Roz, Casey, and Justin continue their epic musical quest
ROLLING WITH IT Foster, Raskin, and Belisle. [Photo by Tim Siekiera]
There's no denying the work ethic of local trio the Rice Cakes, as Roz Raskin, drummer Casey Belisle, and bassist Justin Foster enjoy a breakout stretch while building a fan base via DIY tours from here to Austin. The 2012 WBRU Rock Hunt champs received about 1 trillion spins for the highly addictive "Magma" (with that follow-the-bouncing-ball hook of "Da-da, da-da, da-dum, da-dum . . .") from the 2011 EP Monster Man. The trio return with two new songs on a seven-inch platter, "Floor Boards" b/w "Halloweenie" (on vinyl, disc, or download at thericecakes.bigcartel.com). They have a busy spring and summer lined up (including studio time for a new full-length album); you can catch 'em in action next Saturday (free of charge!) at the Hope Street Spring Block Party.
It's hard not to root for my black-and-blue-haired buddy Raskin and the guys just as much as it is difficult to pin down their sound, which incorporates uber-catchy hooks with extended jams (particularly onstage) constructed around jazzy rhythms and Raskin's stellar vocals; they cite Radiohead (look up their cover of "There There") and the Mars Volta as major influences. The Rice Cakes sound better than ever on "Floor Boards." And while they've been known to play musical chairs onstage, Belisle holds his own while accompanying Raskin on vocals on both of the new tracks. Though the music is often energetic and playful, Raskin's songwriting is laced with darker themes and imagery, dating back to "We Search for Violent Hills," "The Beating," and "Like Ass" from the 2009 full-length debut The Friend Ship (which helped land Best Local Act honors in our 2010 Best Music Poll). Raskin said the band may be working with the Low Anthem's Jeff Prystowsky, Ben Knox-Miller, and the Columbus Recording Company crew later this year (TLA invited them to play the "Newport Homegrown" stage at the 2013 Newport Folk Festival); I can't wait to hear the results.

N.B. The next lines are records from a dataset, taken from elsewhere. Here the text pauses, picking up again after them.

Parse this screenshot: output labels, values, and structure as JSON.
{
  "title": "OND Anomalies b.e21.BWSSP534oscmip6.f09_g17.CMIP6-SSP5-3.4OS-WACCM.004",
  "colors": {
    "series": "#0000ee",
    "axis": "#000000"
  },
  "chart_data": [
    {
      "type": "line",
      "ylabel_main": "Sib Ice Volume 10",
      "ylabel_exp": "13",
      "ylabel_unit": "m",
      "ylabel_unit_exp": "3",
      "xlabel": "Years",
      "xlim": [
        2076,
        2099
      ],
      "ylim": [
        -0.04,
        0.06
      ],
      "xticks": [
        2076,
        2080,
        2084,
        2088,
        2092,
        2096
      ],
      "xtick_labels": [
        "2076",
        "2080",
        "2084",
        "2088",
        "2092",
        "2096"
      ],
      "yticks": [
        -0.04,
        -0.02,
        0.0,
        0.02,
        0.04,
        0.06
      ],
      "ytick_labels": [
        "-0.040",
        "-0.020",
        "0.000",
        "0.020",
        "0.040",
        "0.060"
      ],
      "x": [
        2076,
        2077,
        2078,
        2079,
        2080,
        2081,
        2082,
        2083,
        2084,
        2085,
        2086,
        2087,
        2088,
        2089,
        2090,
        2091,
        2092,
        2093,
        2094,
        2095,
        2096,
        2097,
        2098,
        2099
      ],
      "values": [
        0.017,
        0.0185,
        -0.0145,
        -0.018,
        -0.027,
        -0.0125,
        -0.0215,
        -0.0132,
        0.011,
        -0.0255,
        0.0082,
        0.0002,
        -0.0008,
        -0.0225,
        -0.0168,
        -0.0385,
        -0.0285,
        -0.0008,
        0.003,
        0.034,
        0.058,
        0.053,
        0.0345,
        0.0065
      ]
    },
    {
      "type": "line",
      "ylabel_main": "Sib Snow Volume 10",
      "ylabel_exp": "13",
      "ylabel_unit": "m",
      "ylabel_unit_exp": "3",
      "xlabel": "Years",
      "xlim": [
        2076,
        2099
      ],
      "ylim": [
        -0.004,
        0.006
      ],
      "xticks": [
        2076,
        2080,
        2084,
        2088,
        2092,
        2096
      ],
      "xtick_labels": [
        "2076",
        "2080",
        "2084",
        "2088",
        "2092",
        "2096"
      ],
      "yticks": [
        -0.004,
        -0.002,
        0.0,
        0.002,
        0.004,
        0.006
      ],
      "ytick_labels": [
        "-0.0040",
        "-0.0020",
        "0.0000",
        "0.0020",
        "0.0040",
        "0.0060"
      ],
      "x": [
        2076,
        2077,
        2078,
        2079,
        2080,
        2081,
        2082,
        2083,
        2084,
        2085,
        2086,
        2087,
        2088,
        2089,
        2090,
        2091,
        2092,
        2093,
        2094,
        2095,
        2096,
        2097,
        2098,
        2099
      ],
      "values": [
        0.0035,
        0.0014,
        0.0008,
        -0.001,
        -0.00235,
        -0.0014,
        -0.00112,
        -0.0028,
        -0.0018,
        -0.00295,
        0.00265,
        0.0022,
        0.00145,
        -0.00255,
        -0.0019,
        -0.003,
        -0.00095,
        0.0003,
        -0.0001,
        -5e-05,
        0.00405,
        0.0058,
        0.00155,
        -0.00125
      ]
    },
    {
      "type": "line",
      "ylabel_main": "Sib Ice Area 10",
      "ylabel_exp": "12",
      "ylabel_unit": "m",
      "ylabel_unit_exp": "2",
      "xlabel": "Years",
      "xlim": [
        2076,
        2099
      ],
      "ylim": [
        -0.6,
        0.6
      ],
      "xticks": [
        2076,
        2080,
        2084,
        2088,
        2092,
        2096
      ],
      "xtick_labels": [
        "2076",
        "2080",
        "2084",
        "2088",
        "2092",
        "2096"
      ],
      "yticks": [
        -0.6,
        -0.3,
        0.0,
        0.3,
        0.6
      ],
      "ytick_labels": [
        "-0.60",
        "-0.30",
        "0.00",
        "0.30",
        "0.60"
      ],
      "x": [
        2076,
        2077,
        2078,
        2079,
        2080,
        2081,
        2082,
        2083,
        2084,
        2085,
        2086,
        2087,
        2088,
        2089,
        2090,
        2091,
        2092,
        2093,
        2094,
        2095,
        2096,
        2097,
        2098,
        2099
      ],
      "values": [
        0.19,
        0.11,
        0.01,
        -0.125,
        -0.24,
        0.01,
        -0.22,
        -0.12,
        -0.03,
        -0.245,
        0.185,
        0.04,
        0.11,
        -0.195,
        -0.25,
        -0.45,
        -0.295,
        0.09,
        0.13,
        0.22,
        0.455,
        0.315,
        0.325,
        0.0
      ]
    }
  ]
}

I caught up with Raskin and Belisle earlier this week via email.
HOW WAS THE ROCK HUNT EXPERIENCE OVERALL? AND DID IT HELP GARNER EXPOSURE OUTSIDE THE REGION AS WELL? CASEY: It definitely helped with exposure in all sorts of places. On a personal note, having a song played for a full year on a station we grew up listening to is still a feeling that's hard to describe. One of my older co-workers who didn't know what band I played in came up to me and sang, "Da dum da da da dum," then said, 'I love that song, have you heard it yet on 'BRU?' and I was like, 'Whaaaaaaat? ' "
THE RICE CAKES DIY TOUR MORE THAN PROBABLY ANY OTHER BAND IN TOWN, THOUGH I IMAGINE IT GETS EASIER WHEN YOU CONTINUALLY DEVELOP RELATIONSHIPS IN VARIOUS TOWNS. ROZ: Building relationships in other towns is the only way we have thrived on the road. We have stumbled upon some of the most properly functioning DIY houses that care about touring bands and guarantee a payment so that we can get gas and food for the next day. It's not only DIY spaces but also the promoters in the cities and towns we play in that make a profit happen. We have gone back to places seven or eight times now because people genuinely give a shit about helping us.